The second gun – a Glock pistol – was discovered two days later by a witness who lived in the Waverly Drive apartment. The gun was at the bottom of a laundry basket he took to a relative’s house to wash clothes.

It contained a mix of the DNA of Sanders, King and Walker, an expert testified Thursday. One shell casing was not linked to the Stoeger pistol, but could not be definitively linked to the Glock either, Tavitas said.

There was “no evidence” that King fired it, the attorney said.

The police did their best to build a criminal case under difficult circumstances, Koonce said.

The woman who lived at the Waverly address stopped cooperating with prosecutors. Her testimony from a bond hearing last year was read aloud Thursday. Her relative, who gave the men a ride and sent them to the Waverly apartment, did not show up to testify at the trial.

Mathews said emotionally on Tuesday after her testimony that her son was a “good father” and “strong, happy person.” He didn’t have any ‘problems’ with anyone.

Police were called at 8:17 a.m. on Jan. 25, 2023, to the 500 block of Chase Street in Gary, where Walker lay lifeless on his back near the stoop of the home, according to court records.

Police found several 9-millimeter bullet casings nearby.

A witness told police that Walker was walking back from a gas station around 6 a.m. when gunshots rang out, according to court records.

Police discovered a dog had been shot on the 500 block of Taney Street not long after Walker’s murder.
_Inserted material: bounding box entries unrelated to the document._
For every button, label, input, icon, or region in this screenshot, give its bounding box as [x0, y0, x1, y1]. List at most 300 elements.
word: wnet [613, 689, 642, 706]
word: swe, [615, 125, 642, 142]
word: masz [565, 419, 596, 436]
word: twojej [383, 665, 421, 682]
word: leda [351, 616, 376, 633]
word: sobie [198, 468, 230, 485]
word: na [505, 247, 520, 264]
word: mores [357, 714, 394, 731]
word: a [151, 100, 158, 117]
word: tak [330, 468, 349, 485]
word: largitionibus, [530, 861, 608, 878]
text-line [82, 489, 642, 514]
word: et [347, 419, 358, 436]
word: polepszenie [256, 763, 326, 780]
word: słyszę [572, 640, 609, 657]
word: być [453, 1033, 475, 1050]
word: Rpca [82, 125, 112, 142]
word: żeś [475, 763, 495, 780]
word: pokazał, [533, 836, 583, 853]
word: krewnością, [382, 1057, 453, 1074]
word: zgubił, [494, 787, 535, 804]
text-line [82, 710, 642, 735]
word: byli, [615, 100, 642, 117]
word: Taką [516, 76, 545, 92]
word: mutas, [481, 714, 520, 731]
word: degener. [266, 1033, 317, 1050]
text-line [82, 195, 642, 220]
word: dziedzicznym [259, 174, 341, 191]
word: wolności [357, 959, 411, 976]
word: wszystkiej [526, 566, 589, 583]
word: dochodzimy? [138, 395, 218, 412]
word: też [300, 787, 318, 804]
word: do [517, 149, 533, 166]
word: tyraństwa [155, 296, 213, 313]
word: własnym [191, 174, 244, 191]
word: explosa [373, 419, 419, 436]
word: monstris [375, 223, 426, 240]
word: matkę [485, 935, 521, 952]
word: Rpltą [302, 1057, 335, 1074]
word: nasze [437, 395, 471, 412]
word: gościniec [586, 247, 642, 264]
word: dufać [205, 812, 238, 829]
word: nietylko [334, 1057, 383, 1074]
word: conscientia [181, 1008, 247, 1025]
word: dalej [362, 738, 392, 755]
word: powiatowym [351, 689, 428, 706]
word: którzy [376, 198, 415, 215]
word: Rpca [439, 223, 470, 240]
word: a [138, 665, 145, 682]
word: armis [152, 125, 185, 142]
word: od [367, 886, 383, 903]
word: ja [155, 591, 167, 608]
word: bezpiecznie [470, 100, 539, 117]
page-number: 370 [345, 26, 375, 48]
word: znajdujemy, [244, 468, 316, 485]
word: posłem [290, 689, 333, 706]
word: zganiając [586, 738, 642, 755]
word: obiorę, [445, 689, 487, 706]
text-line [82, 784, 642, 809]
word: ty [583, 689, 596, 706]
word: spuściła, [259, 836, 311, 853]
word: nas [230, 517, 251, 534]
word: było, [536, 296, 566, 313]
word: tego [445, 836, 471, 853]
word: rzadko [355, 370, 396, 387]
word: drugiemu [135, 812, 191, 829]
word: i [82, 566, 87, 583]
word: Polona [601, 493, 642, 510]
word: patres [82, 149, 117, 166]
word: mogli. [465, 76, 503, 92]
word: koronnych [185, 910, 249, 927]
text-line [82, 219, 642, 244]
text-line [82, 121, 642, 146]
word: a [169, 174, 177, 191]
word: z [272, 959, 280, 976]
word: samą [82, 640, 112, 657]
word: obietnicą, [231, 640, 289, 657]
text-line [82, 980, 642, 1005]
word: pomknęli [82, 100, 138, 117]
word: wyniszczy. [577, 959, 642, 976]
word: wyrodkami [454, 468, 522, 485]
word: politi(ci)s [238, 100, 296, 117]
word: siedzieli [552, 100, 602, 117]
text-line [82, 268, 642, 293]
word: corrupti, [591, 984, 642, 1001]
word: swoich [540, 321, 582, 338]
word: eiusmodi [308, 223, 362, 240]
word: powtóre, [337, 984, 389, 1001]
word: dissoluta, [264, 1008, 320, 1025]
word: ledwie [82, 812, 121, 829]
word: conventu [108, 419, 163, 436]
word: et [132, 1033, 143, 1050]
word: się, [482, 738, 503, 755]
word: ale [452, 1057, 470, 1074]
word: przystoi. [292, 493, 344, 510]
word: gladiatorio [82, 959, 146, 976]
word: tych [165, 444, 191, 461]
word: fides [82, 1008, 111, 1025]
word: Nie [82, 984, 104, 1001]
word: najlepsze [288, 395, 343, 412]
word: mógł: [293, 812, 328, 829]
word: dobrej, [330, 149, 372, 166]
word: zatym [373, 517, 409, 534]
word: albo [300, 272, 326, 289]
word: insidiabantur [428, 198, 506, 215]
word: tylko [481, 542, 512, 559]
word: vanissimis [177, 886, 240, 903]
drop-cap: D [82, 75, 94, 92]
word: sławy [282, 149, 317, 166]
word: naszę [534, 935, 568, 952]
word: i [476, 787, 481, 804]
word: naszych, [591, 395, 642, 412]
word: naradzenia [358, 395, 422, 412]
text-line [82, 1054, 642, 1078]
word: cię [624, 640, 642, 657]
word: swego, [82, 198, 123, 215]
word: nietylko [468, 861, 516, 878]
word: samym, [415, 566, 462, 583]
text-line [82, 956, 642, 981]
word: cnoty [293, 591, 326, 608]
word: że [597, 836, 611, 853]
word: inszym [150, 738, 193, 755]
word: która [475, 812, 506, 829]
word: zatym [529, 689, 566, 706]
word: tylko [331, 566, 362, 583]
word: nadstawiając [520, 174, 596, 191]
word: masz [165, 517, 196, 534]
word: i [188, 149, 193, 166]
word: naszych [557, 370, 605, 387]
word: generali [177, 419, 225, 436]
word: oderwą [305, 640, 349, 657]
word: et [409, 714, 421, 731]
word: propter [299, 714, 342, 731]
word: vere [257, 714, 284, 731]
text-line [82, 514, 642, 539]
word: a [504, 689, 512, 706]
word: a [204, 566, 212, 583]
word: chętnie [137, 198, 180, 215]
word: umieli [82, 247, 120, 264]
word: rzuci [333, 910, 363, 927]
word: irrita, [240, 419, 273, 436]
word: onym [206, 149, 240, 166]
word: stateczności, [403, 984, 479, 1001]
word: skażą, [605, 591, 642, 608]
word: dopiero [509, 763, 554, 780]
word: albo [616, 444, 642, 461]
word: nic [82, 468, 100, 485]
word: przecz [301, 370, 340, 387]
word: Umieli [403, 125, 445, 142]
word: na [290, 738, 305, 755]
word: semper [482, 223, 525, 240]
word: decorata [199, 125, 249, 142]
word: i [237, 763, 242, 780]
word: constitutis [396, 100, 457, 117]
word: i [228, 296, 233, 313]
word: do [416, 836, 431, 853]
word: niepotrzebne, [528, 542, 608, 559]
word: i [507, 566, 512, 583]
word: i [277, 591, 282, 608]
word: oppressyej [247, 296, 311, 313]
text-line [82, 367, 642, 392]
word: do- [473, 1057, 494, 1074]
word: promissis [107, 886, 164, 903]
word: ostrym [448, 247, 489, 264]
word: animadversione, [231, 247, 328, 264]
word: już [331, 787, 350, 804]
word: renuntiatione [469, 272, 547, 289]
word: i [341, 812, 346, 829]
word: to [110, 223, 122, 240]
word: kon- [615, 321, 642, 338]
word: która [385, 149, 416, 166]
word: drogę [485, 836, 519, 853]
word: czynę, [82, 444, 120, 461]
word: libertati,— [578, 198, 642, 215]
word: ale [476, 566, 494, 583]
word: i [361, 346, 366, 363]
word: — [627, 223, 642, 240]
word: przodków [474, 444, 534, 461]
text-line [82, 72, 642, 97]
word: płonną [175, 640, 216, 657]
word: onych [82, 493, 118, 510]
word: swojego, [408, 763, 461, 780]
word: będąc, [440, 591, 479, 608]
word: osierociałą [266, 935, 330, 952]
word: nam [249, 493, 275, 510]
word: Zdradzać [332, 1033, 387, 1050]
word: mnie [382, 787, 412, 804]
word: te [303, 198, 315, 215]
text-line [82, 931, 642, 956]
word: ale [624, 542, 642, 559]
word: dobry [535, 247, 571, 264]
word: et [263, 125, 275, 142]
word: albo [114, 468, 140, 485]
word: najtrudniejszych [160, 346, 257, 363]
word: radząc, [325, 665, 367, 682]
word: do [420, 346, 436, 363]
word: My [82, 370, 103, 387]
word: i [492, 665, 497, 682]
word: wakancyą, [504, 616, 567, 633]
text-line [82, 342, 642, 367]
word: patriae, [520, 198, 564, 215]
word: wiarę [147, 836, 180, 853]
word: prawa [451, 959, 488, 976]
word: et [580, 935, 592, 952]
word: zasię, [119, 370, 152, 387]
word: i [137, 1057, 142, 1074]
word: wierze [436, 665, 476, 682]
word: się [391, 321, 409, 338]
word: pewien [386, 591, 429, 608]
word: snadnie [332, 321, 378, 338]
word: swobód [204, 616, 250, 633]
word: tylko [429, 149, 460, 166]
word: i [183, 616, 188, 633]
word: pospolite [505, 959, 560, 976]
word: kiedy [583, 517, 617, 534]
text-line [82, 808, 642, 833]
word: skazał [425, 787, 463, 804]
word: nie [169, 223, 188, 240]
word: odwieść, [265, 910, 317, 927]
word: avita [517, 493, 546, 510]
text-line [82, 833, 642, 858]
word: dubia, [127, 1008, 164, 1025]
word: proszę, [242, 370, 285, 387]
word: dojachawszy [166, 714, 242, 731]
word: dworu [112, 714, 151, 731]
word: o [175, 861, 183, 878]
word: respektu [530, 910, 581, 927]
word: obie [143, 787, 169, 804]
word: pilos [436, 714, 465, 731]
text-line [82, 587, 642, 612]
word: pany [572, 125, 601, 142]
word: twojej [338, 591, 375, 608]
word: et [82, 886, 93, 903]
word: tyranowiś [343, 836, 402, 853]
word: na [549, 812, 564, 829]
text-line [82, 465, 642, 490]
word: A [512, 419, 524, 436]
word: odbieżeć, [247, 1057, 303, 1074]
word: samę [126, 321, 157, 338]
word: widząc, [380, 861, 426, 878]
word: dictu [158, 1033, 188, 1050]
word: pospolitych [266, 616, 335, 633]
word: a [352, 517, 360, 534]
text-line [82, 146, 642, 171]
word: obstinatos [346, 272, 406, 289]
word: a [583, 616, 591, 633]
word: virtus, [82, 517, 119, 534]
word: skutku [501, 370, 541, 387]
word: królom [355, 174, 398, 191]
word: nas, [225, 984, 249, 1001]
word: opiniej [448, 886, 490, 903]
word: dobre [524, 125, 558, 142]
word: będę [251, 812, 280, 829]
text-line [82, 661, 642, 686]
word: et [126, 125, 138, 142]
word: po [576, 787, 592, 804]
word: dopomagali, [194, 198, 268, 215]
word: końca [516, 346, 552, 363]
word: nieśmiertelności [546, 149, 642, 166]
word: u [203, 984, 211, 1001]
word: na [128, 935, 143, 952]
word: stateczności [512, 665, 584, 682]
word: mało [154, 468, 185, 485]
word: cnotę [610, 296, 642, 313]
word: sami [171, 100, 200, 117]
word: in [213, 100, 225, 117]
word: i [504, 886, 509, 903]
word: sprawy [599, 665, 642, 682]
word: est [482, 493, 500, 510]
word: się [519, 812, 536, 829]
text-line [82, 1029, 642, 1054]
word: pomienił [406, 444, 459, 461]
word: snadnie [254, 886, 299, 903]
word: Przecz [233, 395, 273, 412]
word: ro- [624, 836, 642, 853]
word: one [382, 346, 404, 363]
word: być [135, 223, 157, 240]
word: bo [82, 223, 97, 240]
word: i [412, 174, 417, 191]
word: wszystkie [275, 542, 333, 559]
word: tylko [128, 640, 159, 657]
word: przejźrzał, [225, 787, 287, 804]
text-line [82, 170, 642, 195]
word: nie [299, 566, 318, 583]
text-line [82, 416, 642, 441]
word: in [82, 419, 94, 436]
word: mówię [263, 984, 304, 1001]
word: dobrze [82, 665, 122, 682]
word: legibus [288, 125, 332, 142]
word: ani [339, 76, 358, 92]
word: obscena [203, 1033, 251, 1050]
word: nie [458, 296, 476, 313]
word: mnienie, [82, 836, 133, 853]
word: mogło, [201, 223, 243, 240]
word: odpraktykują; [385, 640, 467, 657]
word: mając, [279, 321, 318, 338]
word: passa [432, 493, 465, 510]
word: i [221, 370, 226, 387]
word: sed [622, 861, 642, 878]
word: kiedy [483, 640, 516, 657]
It was the same type of bullet, the affidavit claims.

A K-9 dog tracked a scent from the crime scene to the same home on the 500 block of Taney and then stopped at a home on the 2500 block of Waverly Drive, five blocks from the murder scene, the complaint said.

Officers surrounded the house. It appeared a man tried to crawl out a back window with possibly a gun in his pocket before slamming it shut. Officers arrested King and Sanders, the affidavit said. Inside were a woman and several children.

A witness told police that King and Sanders knocked on the door asking to come in and he knew them “through us (relative).”

According to court documents, the men had been inside for 10 minutes before police arrived.